Ke depan, Glashow menyarankan agar para pemetik pertarungan mengambil momen yang sangat penting untuk bernapas dan menenangkan diri.
“Sebelum Anda masuk ke rumah Anda di penghujung hari atau sebelum Anda menelepon pasangan Anda, cepat lakukan pemindaian pikiran dan tubuh di mana Anda melihat bagaimana perasaan Anda dan apa yang Anda pikirkan, "dia mengatakan. "Apakah kamu masih terganggu oleh sesuatu yang terjadi pada hari sebelumnya yang tidak berhubungan dengan pasanganmu?"
Bagi mereka yang menemukan diri mereka di pihak penerima pasangan argumentatif, Randi Levin, Ahli Strategi Kehidupan Transisi, mengatakan bahwa tidak terlibat bisa menjadi strategi terbaik mereka.
“Ketika Anda merasa seolah-olah Anda akan menjadi penerima seseorang yang berkelahi, putuskan untuk tidak bermain,” katanya. “Jangan meninggikan suaramu, atau membuat tuduhan, atau menikmati drama. Alih-alih, carilah cara untuk meredakan situasi, untuk memiliki empati terhadap si penuduh, untuk mencari win-win. Buatlah pilihan untuk tidak berdebat, bahkan jika Anda harus memisahkan diri untuk sementara dari situasi tersebut.”
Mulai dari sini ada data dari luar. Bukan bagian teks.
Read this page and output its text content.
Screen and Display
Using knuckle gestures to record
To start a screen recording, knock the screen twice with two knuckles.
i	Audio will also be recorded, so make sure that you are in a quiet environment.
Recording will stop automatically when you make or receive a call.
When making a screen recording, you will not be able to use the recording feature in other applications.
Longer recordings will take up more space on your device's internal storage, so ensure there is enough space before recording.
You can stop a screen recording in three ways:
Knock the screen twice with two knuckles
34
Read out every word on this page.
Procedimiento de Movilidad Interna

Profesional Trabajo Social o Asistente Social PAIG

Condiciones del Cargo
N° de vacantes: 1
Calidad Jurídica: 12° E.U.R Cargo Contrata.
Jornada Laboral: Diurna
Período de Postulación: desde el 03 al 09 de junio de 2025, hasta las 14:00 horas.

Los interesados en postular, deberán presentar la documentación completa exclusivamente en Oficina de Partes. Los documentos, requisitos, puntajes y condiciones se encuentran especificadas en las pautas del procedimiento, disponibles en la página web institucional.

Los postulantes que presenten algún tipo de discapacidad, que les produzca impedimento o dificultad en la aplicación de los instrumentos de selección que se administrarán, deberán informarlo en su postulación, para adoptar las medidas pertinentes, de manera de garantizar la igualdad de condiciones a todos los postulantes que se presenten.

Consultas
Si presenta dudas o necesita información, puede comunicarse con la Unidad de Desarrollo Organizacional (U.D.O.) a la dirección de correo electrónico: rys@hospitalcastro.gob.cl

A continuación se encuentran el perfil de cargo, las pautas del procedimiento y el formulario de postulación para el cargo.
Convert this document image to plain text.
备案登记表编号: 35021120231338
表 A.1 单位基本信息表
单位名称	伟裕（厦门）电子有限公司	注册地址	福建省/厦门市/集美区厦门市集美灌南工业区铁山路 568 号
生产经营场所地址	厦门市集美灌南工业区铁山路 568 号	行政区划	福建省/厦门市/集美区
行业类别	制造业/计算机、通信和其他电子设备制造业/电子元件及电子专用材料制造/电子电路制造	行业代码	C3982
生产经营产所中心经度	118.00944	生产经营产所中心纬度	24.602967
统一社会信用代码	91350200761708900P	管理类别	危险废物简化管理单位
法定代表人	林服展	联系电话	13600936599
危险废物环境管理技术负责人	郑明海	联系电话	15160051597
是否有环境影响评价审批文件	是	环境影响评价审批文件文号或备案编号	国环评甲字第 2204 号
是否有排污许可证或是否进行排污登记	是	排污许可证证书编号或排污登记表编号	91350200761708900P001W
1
Untuk pemetik pertarungan yang bersemangat, Levin menyarankan untuk mencoba menemukan solusi sebelum mereka melihat masalahnya.
“Ketika dipicu dan hendak berkelahi, cari tahu apa yang akan membuat situasi itu bergeser ke arah penerimaan,” katanya. “Di mana perubahan perspektif dapat mengubah cara Anda merespons atau bereaksi terhadap sesuatu atau seseorang?”